O ourives Luiz Carlos Rocha, 40 anos, também reclamou da demora no hospital. “Eu fui ao hospital no domingo e não consegui atendimento. Voltei lá na segunda-feira de manhã e fiquei até meio dia sem ser consultado. Sai para almoçar, voltei ao hospital e fiquei até às 18h sem atendimento”, relatou.
Luiz também se revoltou com o desaso vivido pelo aposentado que estava passando mal e ficou na recepção mais de oito horas sem atendimento. “Reclamamos com os funcionários e com a médica e ninguém atendia o senhor de idade. Também não nos explicaram que faltou um médico. Tinha criança passando mal e até pessoas desmaiando na recepção. Esse hospital já foi melhor, mas agora está pior que os da Grande Vitória”, disse.

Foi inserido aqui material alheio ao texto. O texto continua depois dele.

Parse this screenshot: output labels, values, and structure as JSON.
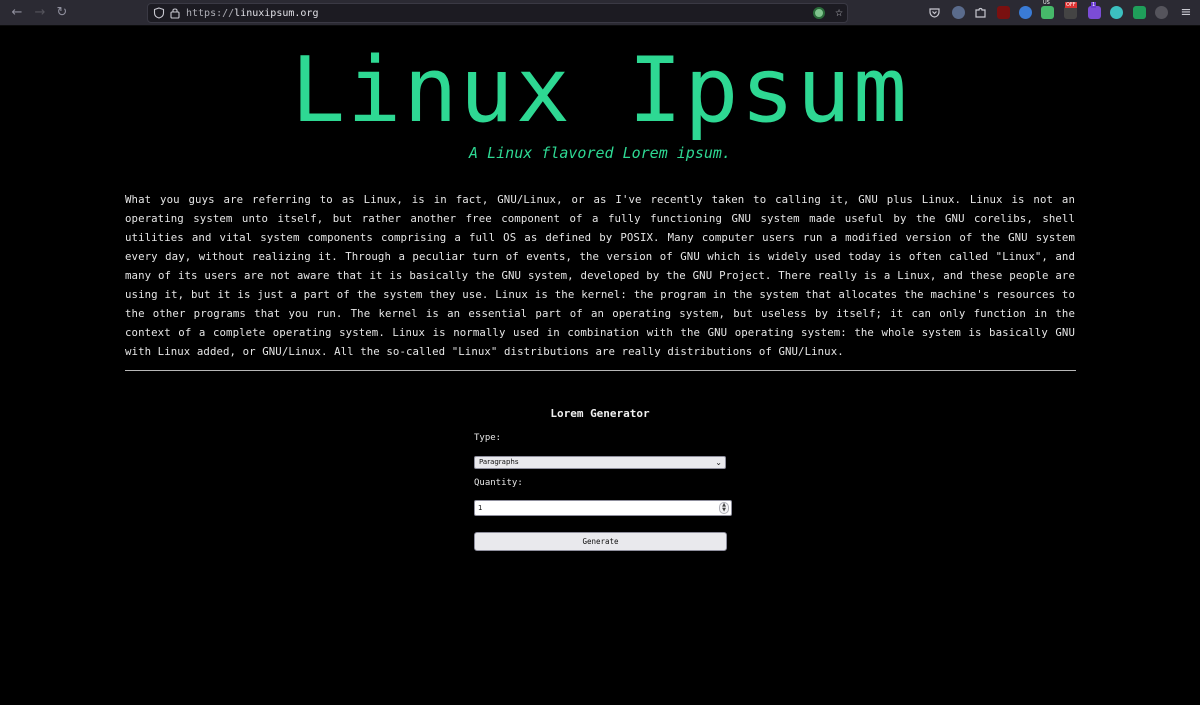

Revoltado com a situação, Luiz Carlos afirmou que vai reunir um grupo de pessoas e fazer uma denúncia ao Ministério Público sobre a falta de atendimento hospitalar. “Isso não pode ficar assim. É um absurdo com a população. Teve um momento que eu abri a porta da recepção e vi a médica sentada e conversando. Eu tentei falar sobre o senhor que estava passando mal e ela não me deu atenção”, contou Luiz.

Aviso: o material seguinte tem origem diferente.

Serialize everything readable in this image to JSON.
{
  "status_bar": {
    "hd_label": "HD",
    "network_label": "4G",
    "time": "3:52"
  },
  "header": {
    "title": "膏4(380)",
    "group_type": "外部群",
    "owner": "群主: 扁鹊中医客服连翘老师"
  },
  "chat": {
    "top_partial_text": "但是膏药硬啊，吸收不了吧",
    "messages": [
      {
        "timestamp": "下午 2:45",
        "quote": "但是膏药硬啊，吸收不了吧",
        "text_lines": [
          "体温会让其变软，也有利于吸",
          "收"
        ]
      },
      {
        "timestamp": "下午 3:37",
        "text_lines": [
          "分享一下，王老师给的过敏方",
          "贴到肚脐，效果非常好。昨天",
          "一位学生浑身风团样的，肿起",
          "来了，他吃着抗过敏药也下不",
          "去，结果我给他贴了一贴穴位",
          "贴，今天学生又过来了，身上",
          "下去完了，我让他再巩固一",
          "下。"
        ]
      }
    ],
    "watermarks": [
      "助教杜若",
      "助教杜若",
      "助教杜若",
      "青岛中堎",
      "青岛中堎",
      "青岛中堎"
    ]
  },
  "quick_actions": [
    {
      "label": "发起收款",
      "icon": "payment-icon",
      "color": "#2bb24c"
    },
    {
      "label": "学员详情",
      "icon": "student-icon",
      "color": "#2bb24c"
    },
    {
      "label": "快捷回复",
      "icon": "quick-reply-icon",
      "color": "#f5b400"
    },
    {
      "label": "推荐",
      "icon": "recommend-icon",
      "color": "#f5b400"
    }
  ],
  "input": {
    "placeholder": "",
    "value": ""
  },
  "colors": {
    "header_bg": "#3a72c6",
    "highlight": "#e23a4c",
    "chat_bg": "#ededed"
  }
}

O superintendente da Fundação Hospitalar e de Assistência Social de Domingos Martins (Fhasdomar), que administra o hospital, José Romualdo de Oliveira Miranda, disse que havia apenas uma médica atendendo porque um médico que trabalha de sobreaviso no setor de obstetrícia faltou ao trabalho. “Vamos chamá-lo para conversar, pois isso já aconteceu outras vezes e teremos que tomar uma atitude séria”, garantiu.
Romualdo disse ainda que a partir do próximo dia 2 haverá mais médicos de sobreaviso no setor de obstetrícia. “Estamos montando um grupo de profissionais e faremos uma escala para que o médico que está de plantão não precise atender demandas da obstetrícia”, informou. Ele explicou ainda que devido ao feriado em Domingos Martins nessa segunda-feira, os prontos atendimentos do município não funcionaram e a demanda no hospital aumentou.

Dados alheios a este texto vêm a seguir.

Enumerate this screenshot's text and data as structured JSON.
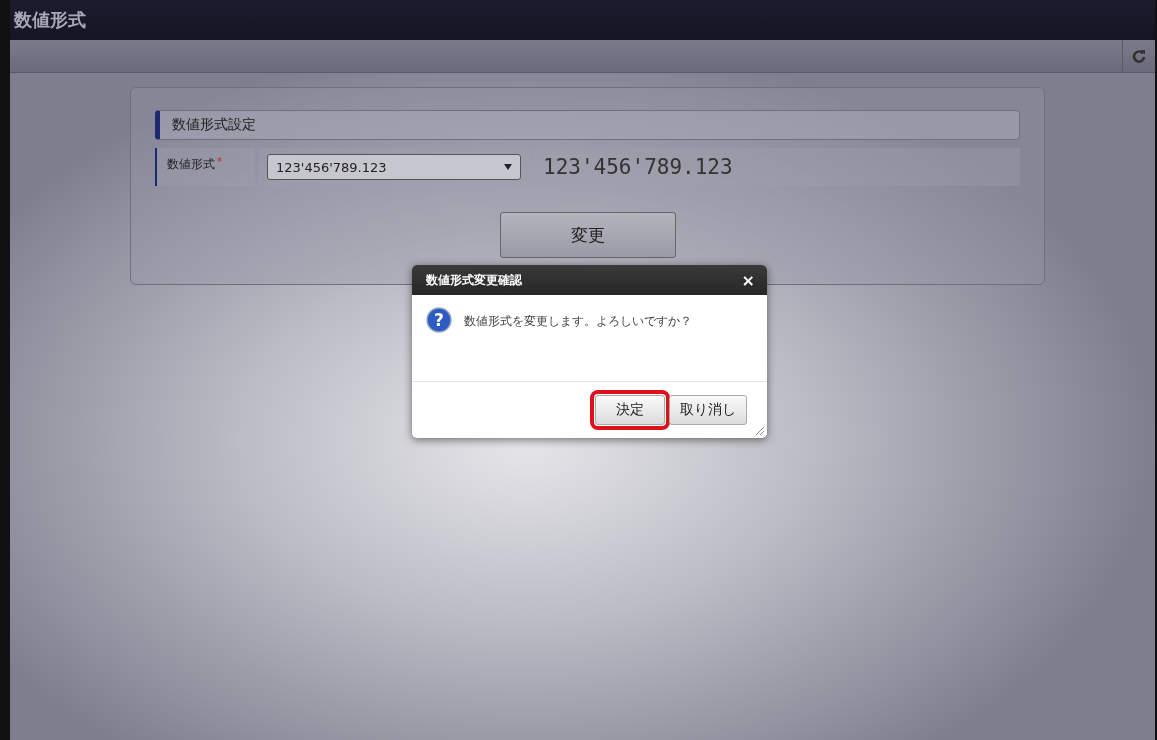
{
  "window": {
    "title": "数値形式"
  },
  "section": {
    "title": "数値形式設定"
  },
  "field": {
    "label": "数値形式",
    "required_mark": "*",
    "value": "123'456'789.123",
    "preview": "123'456'789.123"
  },
  "submit_button": "変更",
  "dialog": {
    "title": "数値形式変更確認",
    "close": "×",
    "icon": "?",
    "message": "数値形式を変更します。よろしいですか？",
    "buttons": [
      {
        "label": "決定",
        "highlighted": true
      },
      {
        "label": "取り消し",
        "highlighted": false
      }
    ]
  }
}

A médica Guadalupe Guerrero, que estava no plantão nessa segunda-feira, disse que devido à falta do médico que atende de sobreaviso na obstetrícia, ela precisou atender o pronto atendimento e a maternidade. Ela negou que tenha deixado de atende pacientes e afirmou que nem teve tempo de almoçar e jantar devido a sobrecarga de trabalho.
“Eu me desdobrei para dar conta de atender todos os pacientes. Em momento algum neguei atendimento. O senhor que estava passando mal também não chegou 8h da manhã. Como ele estava sozinho, eu liguei para uma filha dele e expliquei a situação dele, que era de internação. Eu fico muito magoada com essas acusações, pois eu fiz de tudo para atender todos os pacientes o mais rápido possível”, disse a médica.
Ela acrescentou ainda que pacientes de Marechal Floriano, que poderiam ter sido atendidos no município, foram encaminhados ao hospital de Domingos Martins. “Esse foi outro fator que causou a grande procura por atendimentos no hospital”, argumentou.